I found myself trawling though old blog posts this morning, trying to find if I’d ever had much to say about a bike I owned a few years back. There was barely a mention of it. In fact, there was little mention of most of my biking history.

Why was I looking? For several days I’ve been talking to @bikesandtravels on twitter. It seems we share a preference for smaller motorcycles. He recently toured Scotland on his CBF125 and I’ve been riding the YBR125 around all winter and intend to use it for most of Autumn. He also has a CBF250 which is having ‘issues.’ I’ve had two 250s in the past and both had ‘issues.’ Something else we share I guess.

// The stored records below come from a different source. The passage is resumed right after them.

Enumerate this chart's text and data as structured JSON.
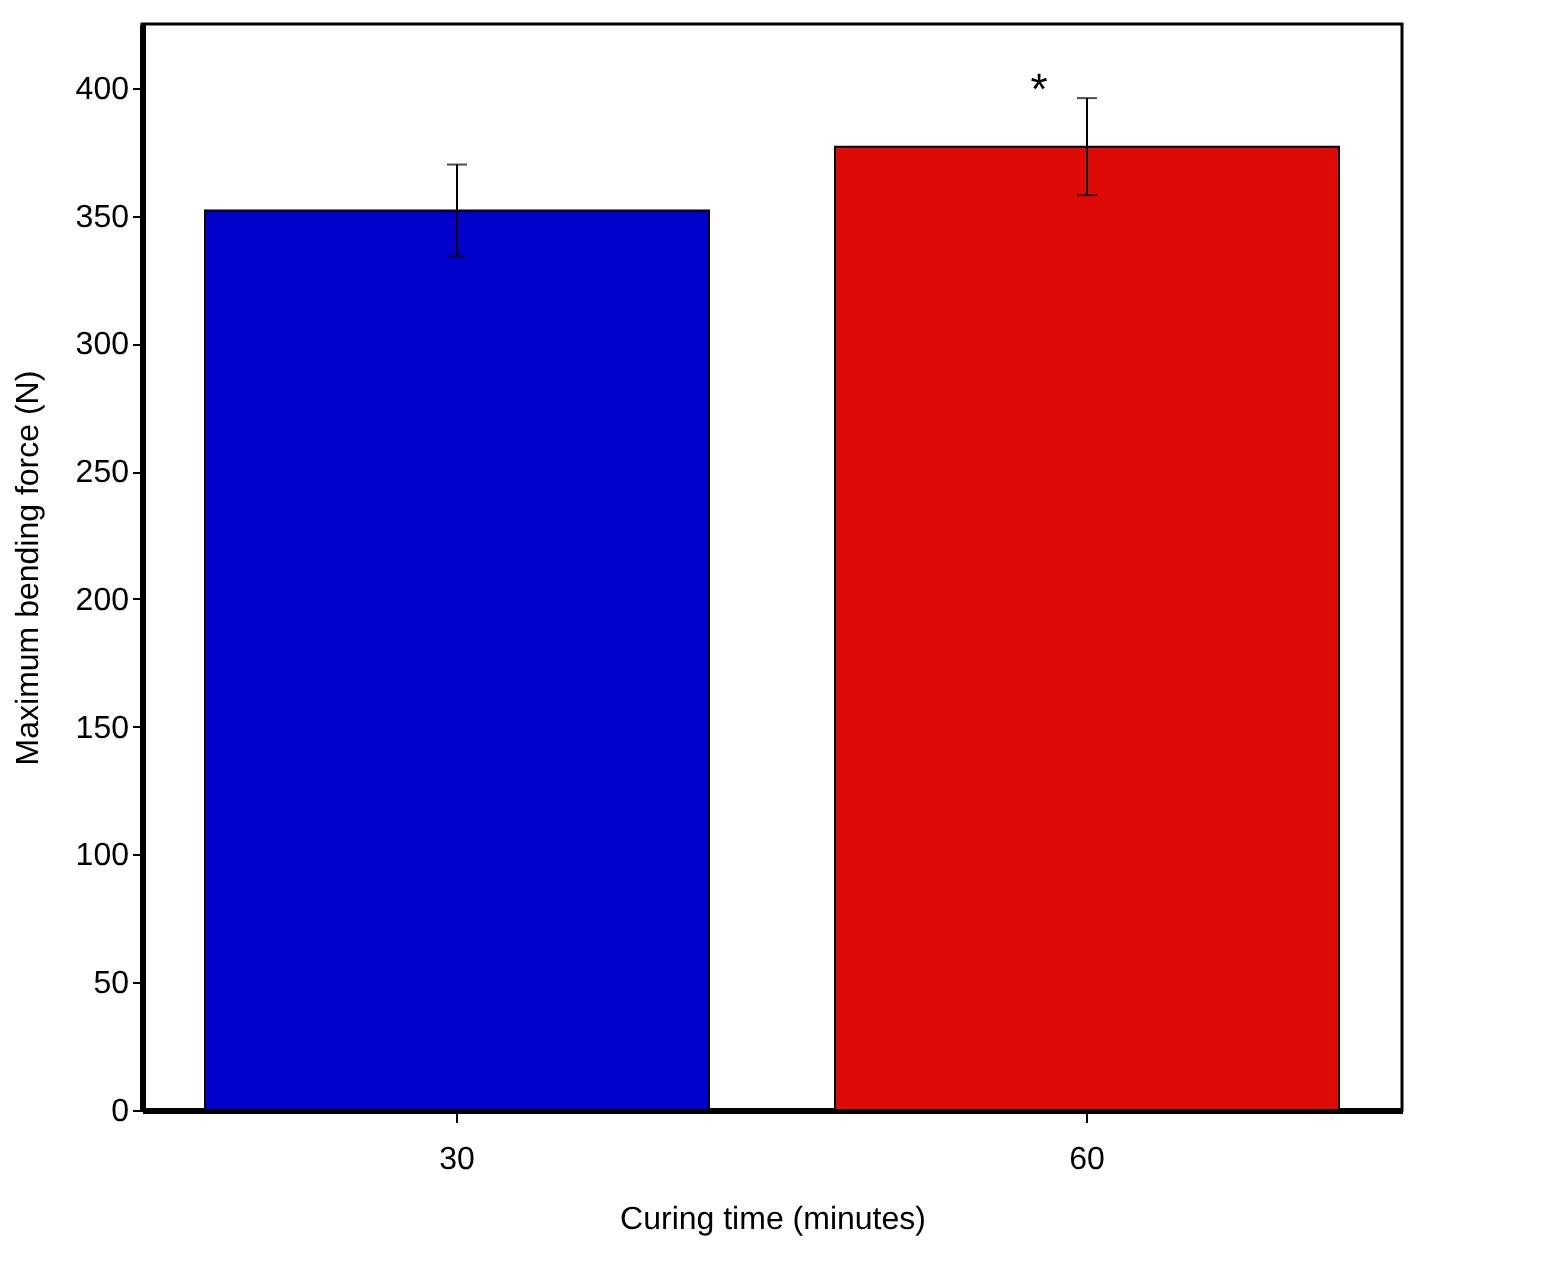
{
  "chart_data": {
    "type": "bar",
    "xlabel": "Curing time (minutes)",
    "ylabel": "Maximum bending force (N)",
    "categories": [
      "30",
      "60"
    ],
    "values": [
      352,
      377
    ],
    "colors": [
      "#0000cc",
      "#dd0a05"
    ],
    "errors": [
      18,
      19
    ],
    "ylim": [
      0,
      425
    ],
    "yticks": [
      0,
      50,
      100,
      150,
      200,
      250,
      300,
      350,
      400
    ],
    "annotations": [
      "*"
    ]
  }
}
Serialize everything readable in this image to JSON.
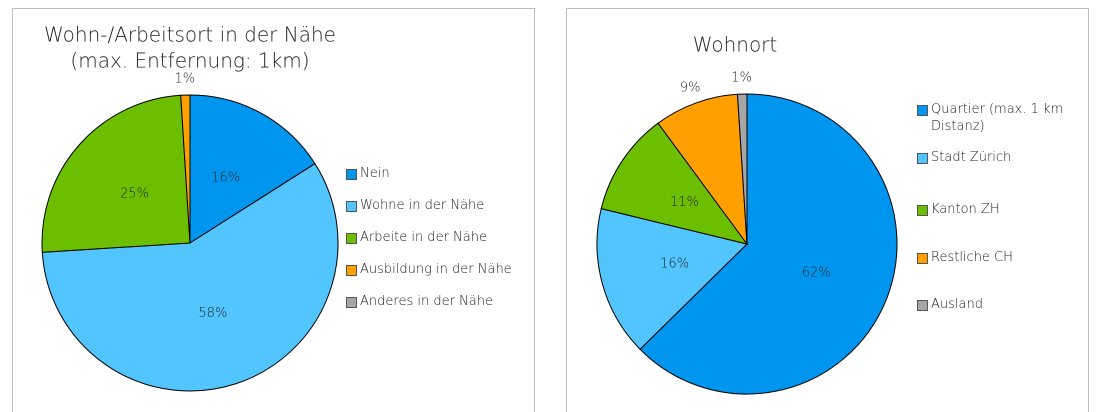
{
  "chart_data": [
    {
      "type": "pie",
      "title": [
        "Wohn-/Arbeitsort in der Nähe",
        "(max. Entfernung: 1km)"
      ],
      "categories": [
        "Nein",
        "Wohne in der Nähe",
        "Arbeite in der Nähe",
        "Ausbildung in der Nähe",
        "Anderes in der Nähe"
      ],
      "values": [
        16,
        58,
        25,
        1,
        0
      ],
      "value_labels": [
        "16%",
        "58%",
        "25%",
        "1%",
        null
      ],
      "colors": [
        "#0096f0",
        "#52c5ff",
        "#6cbf00",
        "#ffa000",
        "#a6a6a6"
      ]
    },
    {
      "type": "pie",
      "title": [
        "Wohnort"
      ],
      "categories": [
        "Quartier (max. 1 km Distanz)",
        "Stadt Zürich",
        "Kanton ZH",
        "Restliche CH",
        "Ausland"
      ],
      "values": [
        62,
        16,
        11,
        9,
        1
      ],
      "value_labels": [
        "62%",
        "16%",
        "11%",
        "9%",
        "1%"
      ],
      "colors": [
        "#0096f0",
        "#52c5ff",
        "#6cbf00",
        "#ffa000",
        "#a6a6a6"
      ]
    }
  ]
}
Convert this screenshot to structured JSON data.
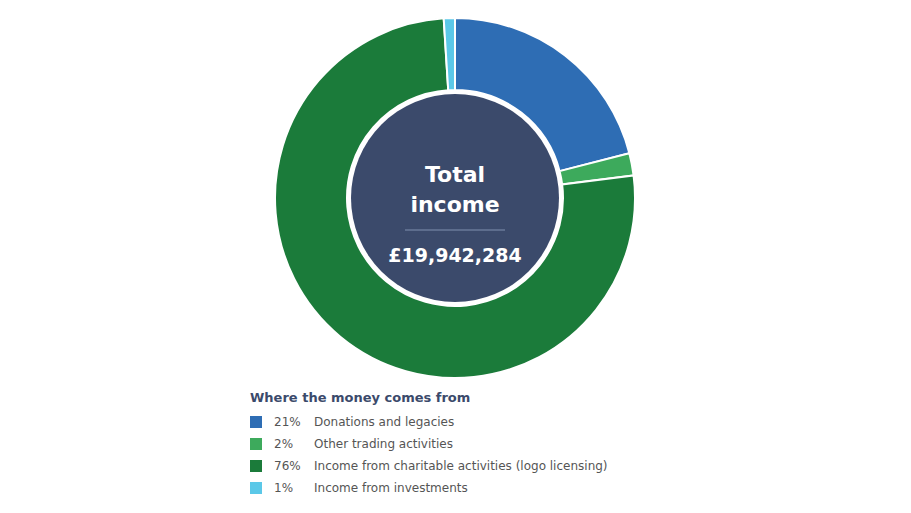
{
  "chart_data": {
    "type": "pie",
    "annotations": [
      "Total",
      "income",
      "£19,942,284"
    ],
    "legend_title": "Where the money comes from",
    "categories": [
      "Donations and legacies",
      "Other trading activities",
      "Income from charitable activities (logo licensing)",
      "Income from investments"
    ],
    "values": [
      21,
      2,
      76,
      1
    ],
    "value_labels": [
      "21%",
      "2%",
      "76%",
      "1%"
    ],
    "colors": [
      "#2E6DB4",
      "#3DAA5C",
      "#1B7B3A",
      "#5BC8E8"
    ],
    "legend": "bottom"
  }
}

Anyway, somewhere in this conversation, it was suggested I should write about the Hyosung GT250 I owned some years ago. I thought I’d probably written something but, as I already mentioned, I hadn’t. There’s little mention of the Yamaha YBR250 I had when I started blogging either. And with little else to blog about, it seems perhaps a series of posts on the bikes I’ve owned over the years is in order.

I don’t really do reviews, probably because I don’t really read them when others do, usually preferring to check it out myself or speak directly to owners. I tend not to care about people’s kit or bike reviews because, all to often, they review kit they haven’t had very long. In doing this, I will be writing about things I haven’t had for a long time. They will, therefore, be tainted with that sort of instagram nostalgic filter we so often put on the past. Hopefully a good balance between fact and opinion will be found.

Right then, I’m off to find a picture of the old CB100. That was an awesome bike (there I go).